I am a finisher. Oh, not necessarily of marathons or anything like that. No, I am more the kind of person who gets a weird satisfaction out of finishing the last cracker in the box or making someone eat the last pickle in the jar. Then I can recycle the box or wash up the jar and feel strangely that I completed something and all the detritus has gone to its rightful place: the recycle bin, the storage room, someone’s intestines.

I have to admit that I’m a little (okay, a lot) like this when it comes to the end of the year. On December 1, I look longingly toward my new planner (that I ordered in September) and get “excited” about penciling in all the birthdays and paydays and Canadian holidays that my American planner doesn’t have the good sense to include. Making the first mark in it is difficult for me, however. I subscribe to Anne Shirley’s philosophy: “Isn’t it nice to think that tomorrow is a new day with no mistakes in it yet?”

It is nice to think that, but it is also a little naive. Turning the page to January 1, 2021 is not a magic spell, except in my brain, which is a real place and I can’t wholly discount the power of the mind to create something tangible. And 2020 has been – shall we say – a little surreal. To quote Barbara Poelle in the latest issue of Writer’s Digest: “This year there was a global pandemic, a sonic boom of needed steps in social and racial justice…an election cycle that is rocking the foundation of (their) nation…and murder hornets.”

And so I find myself once again in The In Between.

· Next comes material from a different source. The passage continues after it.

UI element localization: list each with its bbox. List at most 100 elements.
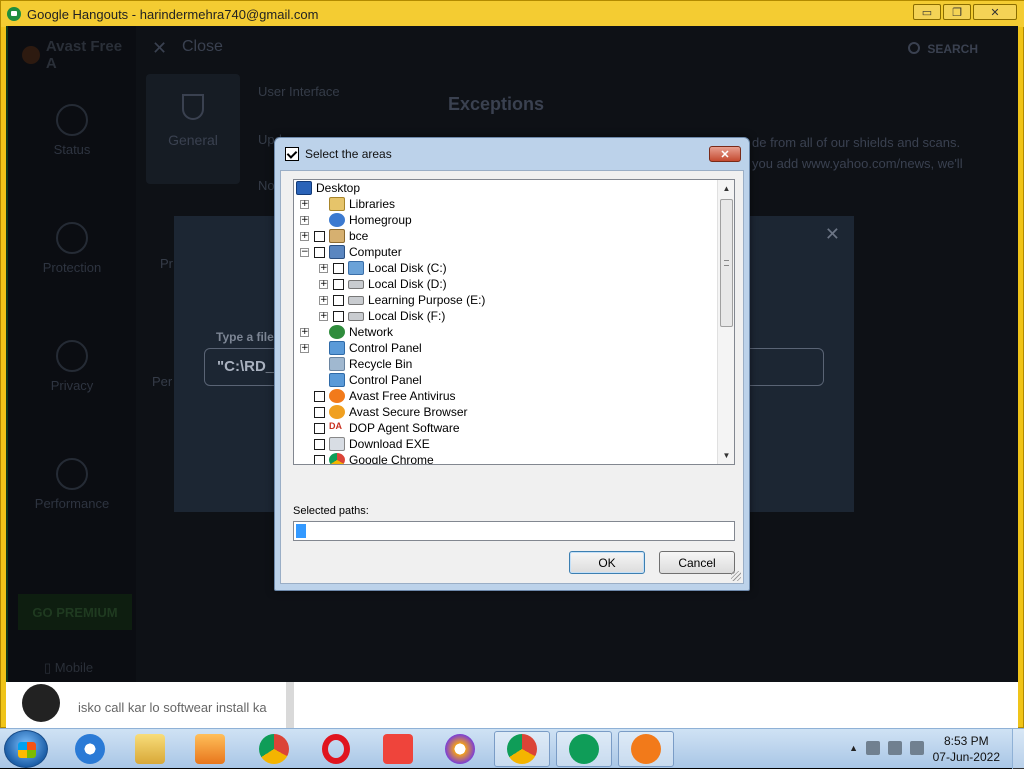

I don’t think it’s any mistake that we celebrate Christmas at the end of the year – there’s all sorts of circumstantial evidence that Jesus was born around this time – but also Christmas makes us sloooowwww down, before we start mistaking up a whole new year. Oh, sure, it may feel like your days are whizzing by with the extra chores of shopping and baking and wrapping and decorating – or whatever extras you assign to December. These things keep me grounded firmly in the present, away from wishing away the time and also, away from that spanky new planner.

Last weekend, Rick and I put up our Christmas tree. We enjoyed it unadorned except for lights for an evening and then, on Sunday, as we pulled out the boxes of decorations, I groaned and wished that the Christmas Tree Decorating Fairy would show up and do this for me. But I knew that She/He didn’t really exist and I might as well “get it over with”. Because I do like me a decorated tree to look at every day of December. And Fairies, though prodigious in their powers, probably do not know how exactly I like the ribbon to go around my tree and which decorations need to be relegated to the backside because I love them less than others that deserve front-and-center prominence.

And it was a lovely afternoon: just me and my husband and Michael Bublé and Mariah Carey engaging in a tradition that is timeless and ever-new. And it was nice to get it done before December 1 – a little less rushed than if we squeezed it into a weeknight in the middle of the month and a little more special because we did it together.

As much as I like to Finish Things, there’s a lot to be said for Holding Off, Slowing Down & Pausing. After all, it’s not really good sense to eat twenty Oreos just so I can recycle the box. It’s also not good sense to waste all my December days wishing for January 1. The shopping, the baking, the wrapping, the decorating are ALL GOOD THINGS. I will try to savor my Oreos one at a time and give thanks for all the days that I get to have.